Yours for $1 million, maybe even less: J.D. Salinger's toilet

STAFF WRITERAugust 17, 2010 

It's almost as if "The Catcher in the Rye" author J.D. Salinger saw this moment coming in 1953 when he retreated in growing distress about his own fame to small-town New Hampshire and became a notorious recluse.

Salinger's toilet, the ultimate symbol of privacy for a man notorious for defending his, is being auctioned on eBay.

A well-known memorabilia and collectibles dealer based in Kernersville who has stalked Salinger items for years is asking the standard eBay hey-look-at-this-bizarre-thing-I've-got price of $1 million but said he's open to reasonable offers.

"I bet it's worth $100,000," said Rick Kohl of www .webuytreasure .com , invoking the author's iconic tale of teen alienation. "Come on, it's J.D. Salinger's throne!
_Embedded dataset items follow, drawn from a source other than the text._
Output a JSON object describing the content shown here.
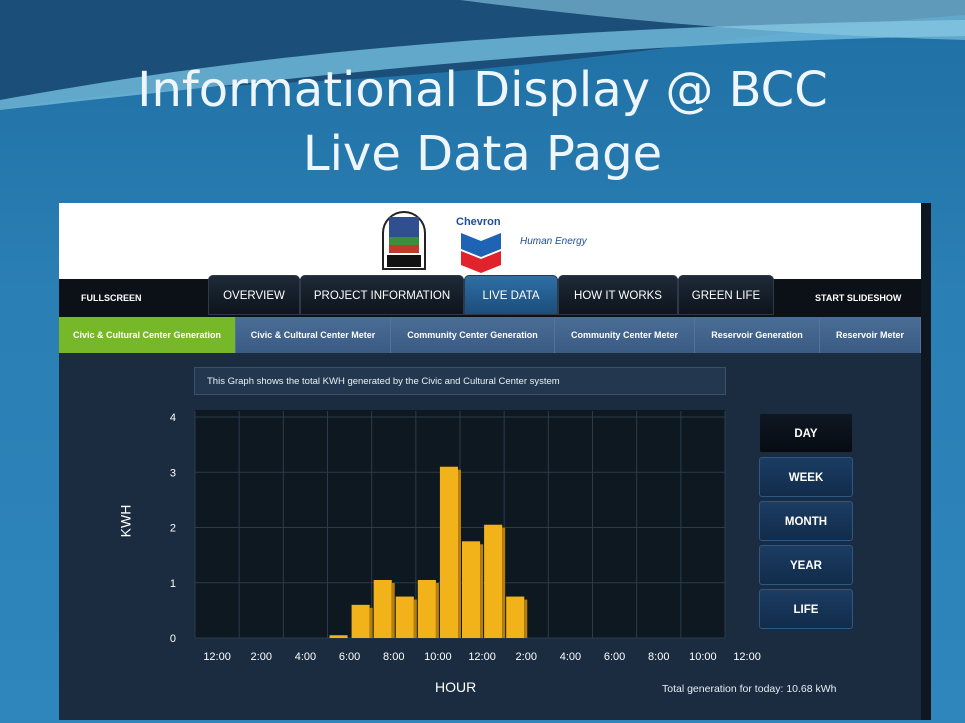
{
  "slide": {
    "title_line1": "Informational Display @ BCC",
    "title_line2": "Live Data Page"
  },
  "header": {
    "chevron_word": "Chevron",
    "tagline": "Human Energy"
  },
  "nav": {
    "fullscreen": "FULLSCREEN",
    "start_slideshow": "START SLIDESHOW",
    "tabs": [
      "OVERVIEW",
      "PROJECT INFORMATION",
      "LIVE DATA",
      "HOW IT WORKS",
      "GREEN LIFE"
    ],
    "active_tab": "LIVE DATA"
  },
  "subtabs": {
    "items": [
      "Civic & Cultural Center Generation",
      "Civic & Cultural Center Meter",
      "Community Center Generation",
      "Community Center Meter",
      "Reservoir Generation",
      "Reservoir Meter"
    ],
    "active": "Civic & Cultural Center Generation",
    "active_color": "#77b82a"
  },
  "description": "This Graph shows the total KWH generated by the Civic and Cultural Center system",
  "range_buttons": {
    "items": [
      "DAY",
      "WEEK",
      "MONTH",
      "YEAR",
      "LIFE"
    ],
    "active": "DAY"
  },
  "total_generation": "Total generation for today: 10.68 kWh",
  "chart_data": {
    "type": "bar",
    "title": "",
    "xlabel": "HOUR",
    "ylabel": "KWH",
    "ylim": [
      0,
      4
    ],
    "yticks": [
      "0",
      "1",
      "2",
      "3",
      "4"
    ],
    "xticks": [
      "12:00",
      "2:00",
      "4:00",
      "6:00",
      "8:00",
      "10:00",
      "12:00",
      "2:00",
      "4:00",
      "6:00",
      "8:00",
      "10:00",
      "12:00"
    ],
    "bar_color": "#f2b21a",
    "grid": true,
    "series": [
      {
        "values": [
          0,
          0,
          0,
          0,
          0,
          0,
          0.05,
          0.6,
          1.05,
          0.75,
          1.05,
          3.1,
          1.75,
          2.05,
          0.75,
          0,
          0,
          0,
          0,
          0,
          0,
          0,
          0,
          0
        ]
      }
    ]
  }
}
We're talking 'Catcher in the Rye' here!"

Salinger died in January after more than half a century in Cornish, N.H., where the 1,700 or so other residents quietly shielded him from an endless stream of visiting fans.

The toilet came not from his final home there but from another nearby that he moved out of in the mid-1980s. James Littlefield, who along with his wife, Joan, bought the house from Salinger and still lives there, confirmed in an interview Monday that the toilet was Salinger's. It's being auctioned with a letter of authentication from Joan Littlefield.

A simple, white Crane Oxford model, the toilet is stamped with a manufacturing date of October 1962, so Salinger didn't actually enjoy its comforts until after writing nearly all of his published work.

Kohl, though, noted that Salinger is believed to have left behind a substantial volume of unpublished writing, and that surely Salinger conceived some of it while sitting on the million-dollar thunder pot.

Determined fans

Even after Salinger stopped publishing his books and magazine stories, back in the mid-1960s, fans kept coming to Cornish, asking directions to his house.

Littlefield said that for years, a foreign tour company brought groups of Asian Salinger fans to the town, and the Littlefields allowed them to walk around.

"They'd walk through 'his' field and look down 'his' mountain and breathe the Salinger air," Littlefield said.

Seeing the power of the enthusiasm for all things Salinger, the Littlefields kept the toilet and various appliances after they remodeled, and even saved and put in storage long stretches of Salinger's privacy fence.

Kohl approached them several years ago, looking for anything interesting Salinger might have left behind. The Littlefields decided not long ago to see whether he wanted the toilet and a couple of sections of the fence.

James Littlefield said he knew Salinger mementos had unusual value.

Still, he was startled to hear Kohl's asking price.

"Where did he get that idea from?" he said.

Kohl said he hasn't read any of Salinger's work. But after decades buying and selling the likes of guitars owned by Elvis Presley and Kurt Cobain, and the overcoat that President Lyndon Johnson wore during his inauguration, Kohl said, he knows a few things about valuing unique celebrity memorabilia.

No seat or lid

Salinger is, in a way, partly responsible for this posthumous violation of his potty privacy.

Kohl said he hunted Salinger memorabilia for years, going so far as to approach his ex-wives asking for letters. The more Salinger stayed out of sight, the rarer things like his autographs became, and the more objects associated with him - even his toilet - became worth.

The auction has about two and a half weeks left to run, unless someone hits the "Buy It Now" option and pays the full price.

If you decide that you must have this vital part of Salinger's life, be forewarned: The toilet does not come with a seat or lid.

And it hasn't been cleaned.

But, hey, what do you want for a measly million bucks?

Or if you want to wait awhile, something a little more classy may eventually hit the market: The Littlefields still have one of Salinger's check registers, which, unlike the toilet, offers a bit of story.

"He gave very large sums to charities," Littlefield said. "He was a very, very generous man."

News researcher Brooke Cain contributed to this report.